How can I tell if the given solution is basic?

Answer 1

(a) The given solution is not basic. Rewrite the LPP into the standard form. Let $$A = \begin{bmatrix} 4 & 8 & 2 & 15 \\ 4 & 15 & 0 & 6 \\ 2 & 3 & 3 & 6 \\ 15 & 8 & 10 & 20 \end{bmatrix},$$ $ c = \begin{bmatrix}200 & 320 & 165 & 392\end{bmatrix}^T$ and $b = \begin{bmatrix}10 & 12 & 5 & 15\end{bmatrix}^T $, $y_s = Ay - b$.

From the given FS $y'$, we have $y_s' = Ay' - b = \begin{bmatrix}67/48 & 0 & 0 & 191/516\end{bmatrix}^T$.

Then we have $\min c^Ty$ subject to $Ay - Iy_s = b$ and $y,y_s \ge 0$. We see that $\begin{bmatrix}y' \\ y_s'\end{bmatrix}$ is a FS to this LPP is standard form.

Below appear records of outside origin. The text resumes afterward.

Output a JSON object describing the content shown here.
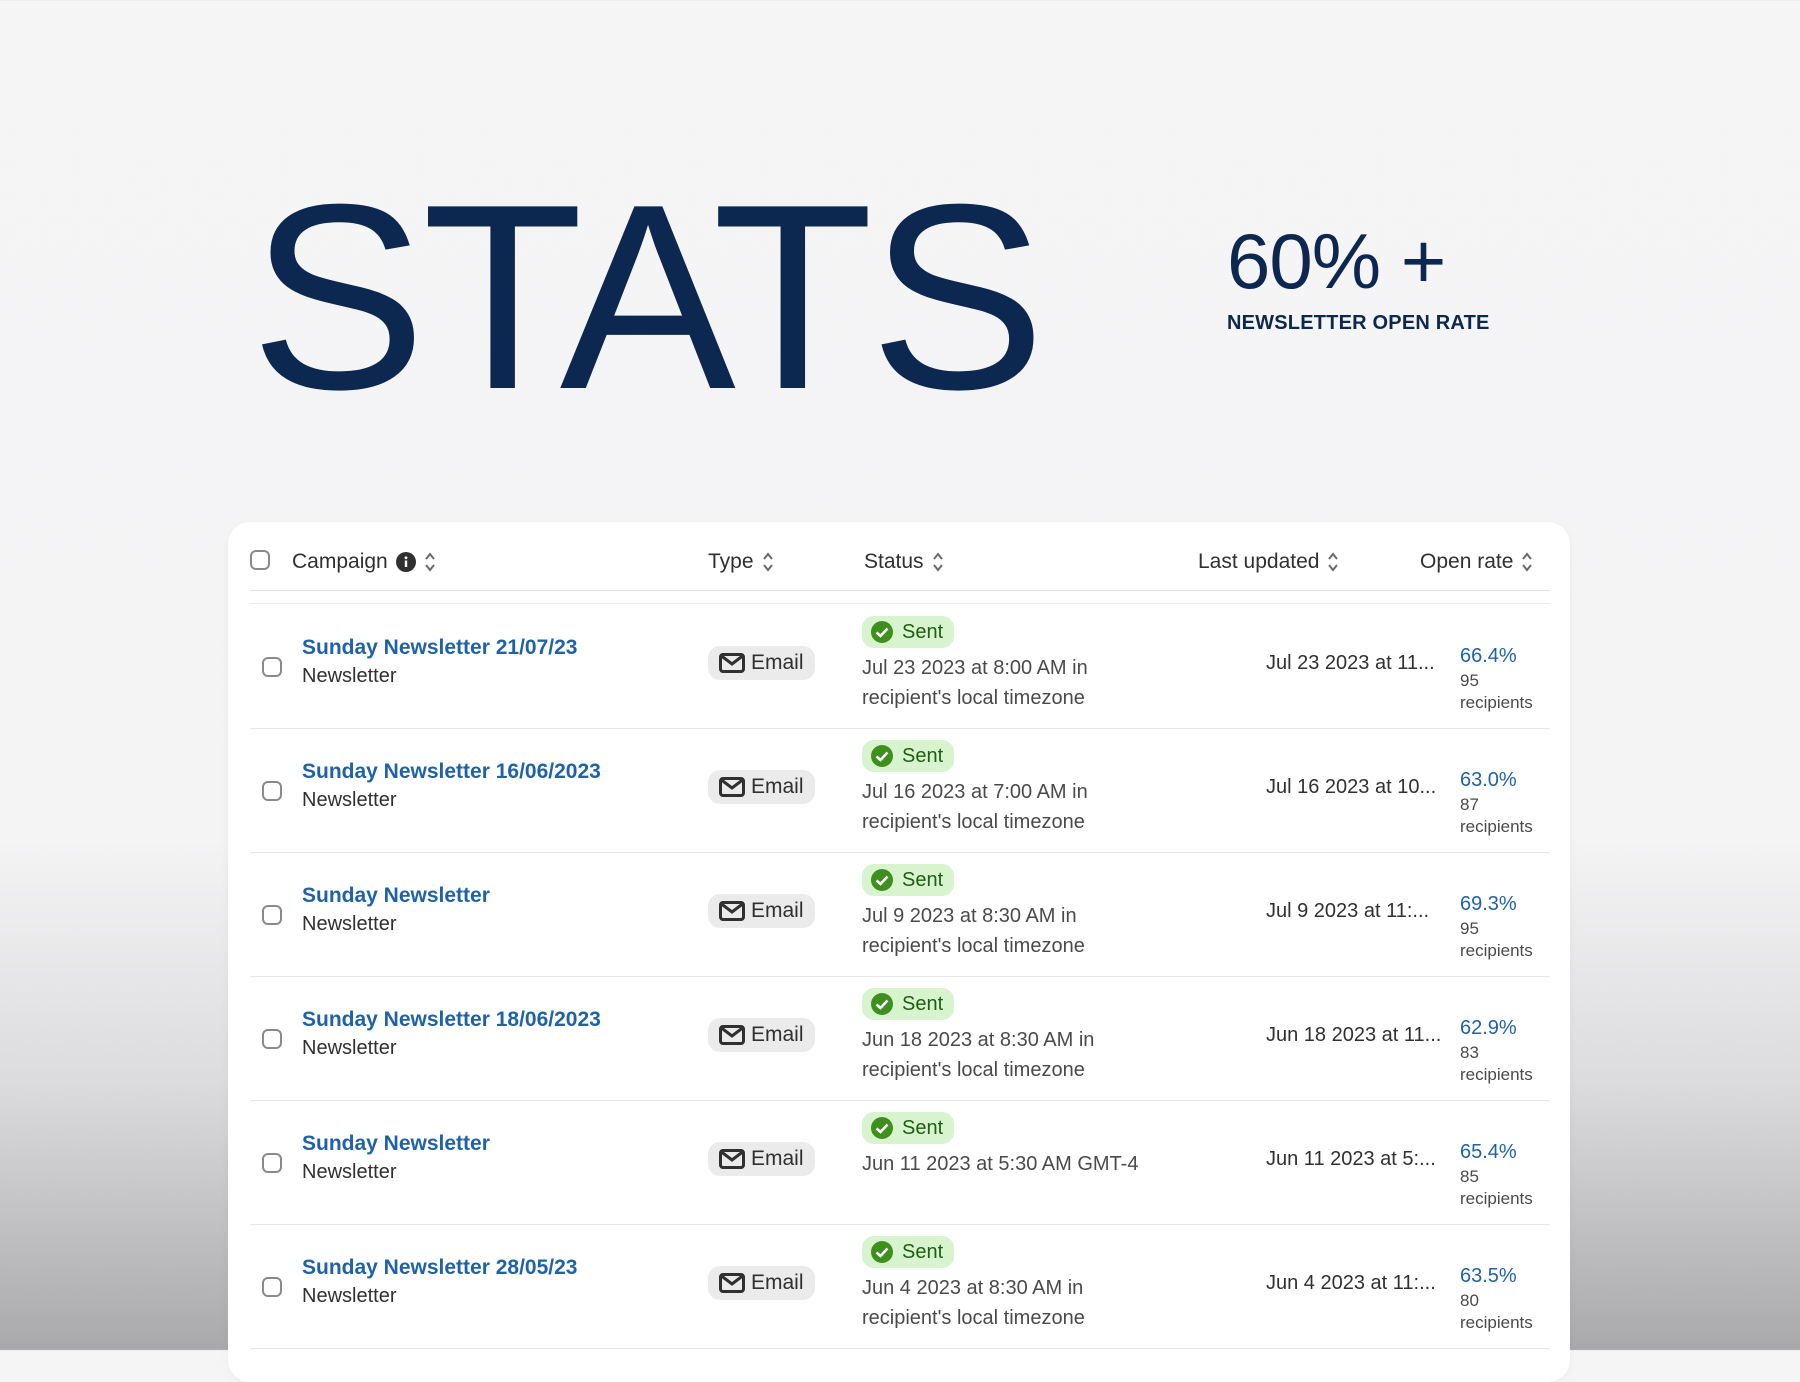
{
  "hero": {
    "title": "STATS"
  },
  "stat": {
    "value": "60% +",
    "label": "NEWSLETTER OPEN RATE"
  },
  "table": {
    "headers": {
      "campaign": "Campaign",
      "type": "Type",
      "status": "Status",
      "last_updated": "Last updated",
      "open_rate": "Open rate"
    },
    "rows": [
      {
        "title": "Sunday Newsletter 21/07/23",
        "subtitle": "Newsletter",
        "type": "Email",
        "status": "Sent",
        "status_detail": "Jul 23 2023 at 8:00 AM in recipient's local timezone",
        "last_updated": "Jul 23 2023 at 11...",
        "open_rate": "66.4%",
        "recipients": "95 recipients"
      },
      {
        "title": "Sunday Newsletter 16/06/2023",
        "subtitle": "Newsletter",
        "type": "Email",
        "status": "Sent",
        "status_detail": "Jul 16 2023 at 7:00 AM in recipient's local timezone",
        "last_updated": "Jul 16 2023 at 10...",
        "open_rate": "63.0%",
        "recipients": "87 recipients"
      },
      {
        "title": "Sunday Newsletter",
        "subtitle": "Newsletter",
        "type": "Email",
        "status": "Sent",
        "status_detail": "Jul 9 2023 at 8:30 AM in recipient's local timezone",
        "last_updated": "Jul 9 2023 at 11:...",
        "open_rate": "69.3%",
        "recipients": "95 recipients"
      },
      {
        "title": "Sunday Newsletter 18/06/2023",
        "subtitle": "Newsletter",
        "type": "Email",
        "status": "Sent",
        "status_detail": "Jun 18 2023 at 8:30 AM in recipient's local timezone",
        "last_updated": "Jun 18 2023 at 11...",
        "open_rate": "62.9%",
        "recipients": "83 recipients"
      },
      {
        "title": "Sunday Newsletter",
        "subtitle": "Newsletter",
        "type": "Email",
        "status": "Sent",
        "status_detail": "Jun 11 2023 at 5:30 AM GMT-4",
        "last_updated": "Jun 11 2023 at 5:...",
        "open_rate": "65.4%",
        "recipients": "85 recipients"
      },
      {
        "title": "Sunday Newsletter 28/05/23",
        "subtitle": "Newsletter",
        "type": "Email",
        "status": "Sent",
        "status_detail": "Jun 4 2023 at 8:30 AM in recipient's local timezone",
        "last_updated": "Jun 4 2023 at 11:...",
        "open_rate": "63.5%",
        "recipients": "80 recipients"
      }
    ]
  },
  "icons": {
    "info": "info-icon",
    "sort": "sort-icon",
    "mail": "mail-icon",
    "check": "check-circle-icon"
  },
  "colors": {
    "title": "#0d2850",
    "link": "#1f62a8",
    "sent_badge_bg": "#d7f4cf",
    "sent_badge_check": "#3f8f1f"
  }
}
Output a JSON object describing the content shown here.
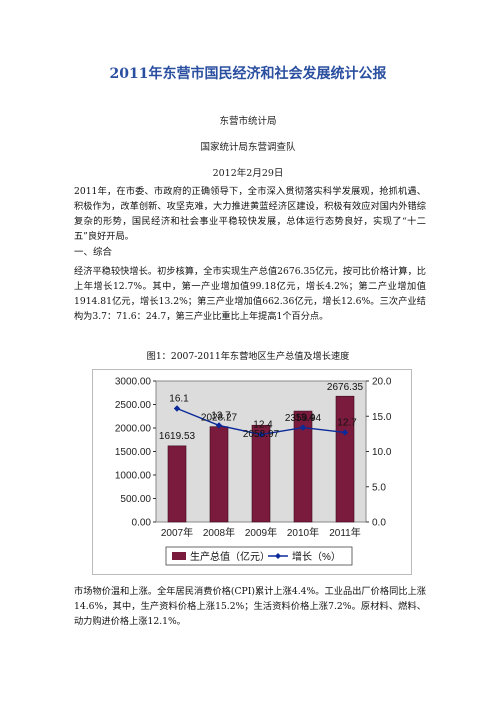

The rank of $\begin{bmatrix}A & -I\end{bmatrix} \le 4$, but $\begin{bmatrix}y' \\ y_s'\end{bmatrix}$ has 5 non-zero entries, so it's a non-basic FS.

(b) First, we write down the dual of the problem: $\max b^T x$ subject to $A^T x \le c$ and $x \ge 0$. Let $x_s = c - A^T x$. The dual in standard form: $\max b^T x$ subject to $A^T x + I x_s = c$ and $x,x_s \ge 0$. To use CSC, we assume that $y'$ is an optimal FS, and apply $x^T y_s + y^T x_s = 0$ to find solution in the dual.

• If everything is consistent, then the optimality of $y'$ is proved numerically.
• Otherwise, if we get a contradiction, then our assumption is wrong.

$y_2,y_3,y_4,y_{s_1},y_{s_4} \ne 0 \implies x_{s_2},x_{s_3},x_{s_4},x_1,x_4 = 0$

\begin{equation} \left\{ \begin{aligned} 15 x_2 + 3 x_3 &= 320 \\ \phantom{15 x_2 +} 3 x_3 &= 165 \\ 6 x_2 + 6 x_3 &= 392 \end{aligned} \right. \end{equation}

• From the second equation, $x_3 = 55$.
• Substitute this to the third equation: $6 x_2 + 6(55) = 392$, so $x_2 = 31/3$.
• Substitute this to the first equation: $15(31/3) + 3(55) = 320$.
• $x_{s_1} = c_1 - 4x_1 - 4x_2 - 2x_3 - 15x_4 = 200 - 0 - 4(31/3) - 2(55) - 0 = 146/3$

Therefore, $(x_1,x_2,x_3,x_4,x_{s_1},x_{s_2},x_{s_3},x_{s_4}) = (0, 31/3, 55, 0,146/3,0,0,0)$ is a FS to the dual that satisfies CSC, we conclude that $y'$ is optimal.